The ‘as-is journey map’ showed the existing steps a podcaster had to take along with common bottlenecks and pain-points. The future journey map then took those into account and allowed me to envision a better flow.
Final Solution
Finally, the wireframes, prototypes and artefacts were brought together to create a cohesive flow. A user would start their journey in our call recorder. The video recording would then be instantly added to their Library to be edited later.
The system we designed uses blocks for individual segments of the podcast. And the intro music could be one block. The interview could be block that can then be split into several other segments that are also visualised as blocks. This block-based editor made the entire process seem less overwhelming for novice podcasters and allowed them to see their episode at a glance.
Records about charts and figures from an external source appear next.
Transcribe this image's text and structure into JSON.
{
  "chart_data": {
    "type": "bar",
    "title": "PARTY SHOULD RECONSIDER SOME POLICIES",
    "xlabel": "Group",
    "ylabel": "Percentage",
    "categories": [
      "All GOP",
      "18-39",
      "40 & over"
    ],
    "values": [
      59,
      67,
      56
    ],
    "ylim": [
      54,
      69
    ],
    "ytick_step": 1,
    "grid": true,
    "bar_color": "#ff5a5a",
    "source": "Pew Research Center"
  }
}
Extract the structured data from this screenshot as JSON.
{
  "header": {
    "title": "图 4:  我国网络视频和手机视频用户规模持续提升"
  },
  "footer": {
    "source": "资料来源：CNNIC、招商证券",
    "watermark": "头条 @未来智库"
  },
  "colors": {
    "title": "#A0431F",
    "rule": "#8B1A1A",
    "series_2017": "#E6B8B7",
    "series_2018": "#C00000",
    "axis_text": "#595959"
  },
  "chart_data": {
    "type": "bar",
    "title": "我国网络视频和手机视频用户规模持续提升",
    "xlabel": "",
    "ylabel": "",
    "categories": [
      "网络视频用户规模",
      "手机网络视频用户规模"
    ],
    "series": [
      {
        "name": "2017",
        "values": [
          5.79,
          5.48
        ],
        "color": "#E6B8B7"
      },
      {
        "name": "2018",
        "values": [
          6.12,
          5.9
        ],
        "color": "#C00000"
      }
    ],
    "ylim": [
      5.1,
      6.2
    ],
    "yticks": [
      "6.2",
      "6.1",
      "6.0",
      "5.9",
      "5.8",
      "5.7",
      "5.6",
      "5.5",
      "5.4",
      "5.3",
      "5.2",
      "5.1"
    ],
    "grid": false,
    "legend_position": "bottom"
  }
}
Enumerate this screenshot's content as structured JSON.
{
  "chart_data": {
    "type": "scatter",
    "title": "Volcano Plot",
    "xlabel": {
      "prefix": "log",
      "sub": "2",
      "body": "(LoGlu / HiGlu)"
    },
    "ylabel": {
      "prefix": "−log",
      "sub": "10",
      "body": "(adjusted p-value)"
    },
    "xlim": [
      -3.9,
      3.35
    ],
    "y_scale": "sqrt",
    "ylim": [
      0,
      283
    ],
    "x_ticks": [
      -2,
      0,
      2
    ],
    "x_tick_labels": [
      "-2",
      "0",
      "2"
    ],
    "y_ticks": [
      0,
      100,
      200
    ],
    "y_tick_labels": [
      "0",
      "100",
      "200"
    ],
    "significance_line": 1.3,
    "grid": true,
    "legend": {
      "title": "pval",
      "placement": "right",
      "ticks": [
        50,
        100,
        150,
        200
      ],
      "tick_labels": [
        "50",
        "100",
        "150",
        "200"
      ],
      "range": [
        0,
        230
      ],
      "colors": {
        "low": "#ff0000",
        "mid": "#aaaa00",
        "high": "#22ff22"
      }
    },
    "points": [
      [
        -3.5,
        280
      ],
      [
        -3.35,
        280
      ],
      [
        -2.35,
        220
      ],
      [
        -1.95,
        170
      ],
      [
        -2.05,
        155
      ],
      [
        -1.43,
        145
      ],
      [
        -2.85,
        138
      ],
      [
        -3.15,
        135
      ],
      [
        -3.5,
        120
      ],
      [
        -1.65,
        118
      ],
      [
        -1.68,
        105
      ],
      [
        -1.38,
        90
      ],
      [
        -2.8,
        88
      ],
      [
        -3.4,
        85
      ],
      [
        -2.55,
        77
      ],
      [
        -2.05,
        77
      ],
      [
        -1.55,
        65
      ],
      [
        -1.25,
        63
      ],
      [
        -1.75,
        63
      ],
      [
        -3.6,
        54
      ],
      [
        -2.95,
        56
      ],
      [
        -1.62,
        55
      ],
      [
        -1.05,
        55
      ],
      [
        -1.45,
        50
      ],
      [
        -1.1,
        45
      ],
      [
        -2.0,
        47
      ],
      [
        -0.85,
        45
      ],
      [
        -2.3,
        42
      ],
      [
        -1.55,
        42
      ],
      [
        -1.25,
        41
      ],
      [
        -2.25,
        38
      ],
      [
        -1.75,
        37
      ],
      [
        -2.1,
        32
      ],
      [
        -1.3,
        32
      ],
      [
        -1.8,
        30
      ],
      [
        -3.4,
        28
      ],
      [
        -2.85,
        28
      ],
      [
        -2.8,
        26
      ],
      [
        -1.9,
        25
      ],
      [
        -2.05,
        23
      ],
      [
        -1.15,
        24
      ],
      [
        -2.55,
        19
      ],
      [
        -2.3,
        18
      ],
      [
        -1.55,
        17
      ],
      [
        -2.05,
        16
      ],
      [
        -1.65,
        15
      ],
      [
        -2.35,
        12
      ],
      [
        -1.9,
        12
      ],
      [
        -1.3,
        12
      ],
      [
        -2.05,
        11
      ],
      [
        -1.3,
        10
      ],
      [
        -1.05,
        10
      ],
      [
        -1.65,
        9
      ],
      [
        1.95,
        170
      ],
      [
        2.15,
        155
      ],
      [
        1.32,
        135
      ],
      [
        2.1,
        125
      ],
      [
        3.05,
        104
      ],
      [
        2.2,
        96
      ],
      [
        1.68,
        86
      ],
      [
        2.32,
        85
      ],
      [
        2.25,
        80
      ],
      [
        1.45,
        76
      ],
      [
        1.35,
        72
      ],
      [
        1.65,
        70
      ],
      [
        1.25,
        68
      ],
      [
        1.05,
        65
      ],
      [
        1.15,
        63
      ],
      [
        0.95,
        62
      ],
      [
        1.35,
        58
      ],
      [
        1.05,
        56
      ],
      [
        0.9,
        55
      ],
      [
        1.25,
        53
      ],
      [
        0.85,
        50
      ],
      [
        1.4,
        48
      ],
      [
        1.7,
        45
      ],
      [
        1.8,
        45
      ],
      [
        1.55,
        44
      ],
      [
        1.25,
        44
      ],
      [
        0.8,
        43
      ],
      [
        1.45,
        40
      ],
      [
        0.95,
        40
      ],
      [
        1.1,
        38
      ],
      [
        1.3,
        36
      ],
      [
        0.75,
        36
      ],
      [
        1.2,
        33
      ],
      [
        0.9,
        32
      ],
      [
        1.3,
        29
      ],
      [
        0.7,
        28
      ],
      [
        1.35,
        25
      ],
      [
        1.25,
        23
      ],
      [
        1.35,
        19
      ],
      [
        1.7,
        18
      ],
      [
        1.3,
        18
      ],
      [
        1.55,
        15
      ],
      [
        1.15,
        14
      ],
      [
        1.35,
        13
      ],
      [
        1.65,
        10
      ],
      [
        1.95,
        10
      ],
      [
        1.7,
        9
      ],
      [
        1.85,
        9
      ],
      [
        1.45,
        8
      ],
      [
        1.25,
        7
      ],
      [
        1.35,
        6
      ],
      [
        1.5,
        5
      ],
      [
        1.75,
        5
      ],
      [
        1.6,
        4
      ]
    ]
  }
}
In the video above, you can see a user bringing in their intro music and adding their interview. We visualise any audio asset as an intro clip containing the podcast artwork, thus keeping the episode on brand. This is an effortless way to add sonic and visual branding to a podcast.
Any block in the episode can be customized and replaced with either an image or the podcast artwork, allowing a host to place an image over a specific segment of a podcast. For example, if hosts are talking about a new video game, an image of that game could be shown. This simple to use block-based editor can be used to create all types of podcasts. Even a podcast that is made up entirely of audio can be converted to video podcast this way, giving any podcaster a simple way to break into the video platforms without the overhead traditional video editing tools have.
And lastly, a user can remove any mistakes from their video by going to the Editor. The user has the option to edit the clip using the transcript, selecting any segment of the podcast to remove it—just like they would a text document. Or they can have a look at the waveform and mute any ums and ahs. The editor itself can have its own case study. So feel free to reach out if you’d like to learn more about how I went about designing it.
Results
- The feature achieved excellent usability metrics, with a 100% task completion rate across 14 usability tests. The Single Ease Question (SEQ) score for the video episode building flow averaged 6.6/7, while the publishing flow scored 6.7/7.
- Led to the company being acquired by Bloomberg Beta and Y Combinator-backed SF company.
- The end design was featured in Apple’s WWDC 2025.
Business Impact
| Goal | Result |
|---|---|
| Maintain simplicity even with a complex video workflow | The SEQ scores for all flows were excellent (6+ out of 7) along with perfect task completion. |
| Consolidate a 5-tool workflow | Tools needed: 5 → 1 |
| Increase ARPU by creating new video tier | Functionality justified addition of a new tier which enabled an extra 9$ of value per customer, per month. |
Next steps
The research conducted reveals that the podcast publishing space is still not very well served. There are already a lot of players dominating the AI clips market and competing with them would require significant resources. Additionally, my findings show that the underlying AI technology is still not good at selecting the right clips. But there aren’t many players solving the problems of publishing and distribution.
Therefore my next recommended step would be to design a platform that automates publishing to different platforms. It’s my belief that the problems are severe enough to warrant a new feature. Such a platform could remove tediousness from the entire process, as publishing could live in one platform, but also save them from tool switching, which can be mentally draining and time-consuming.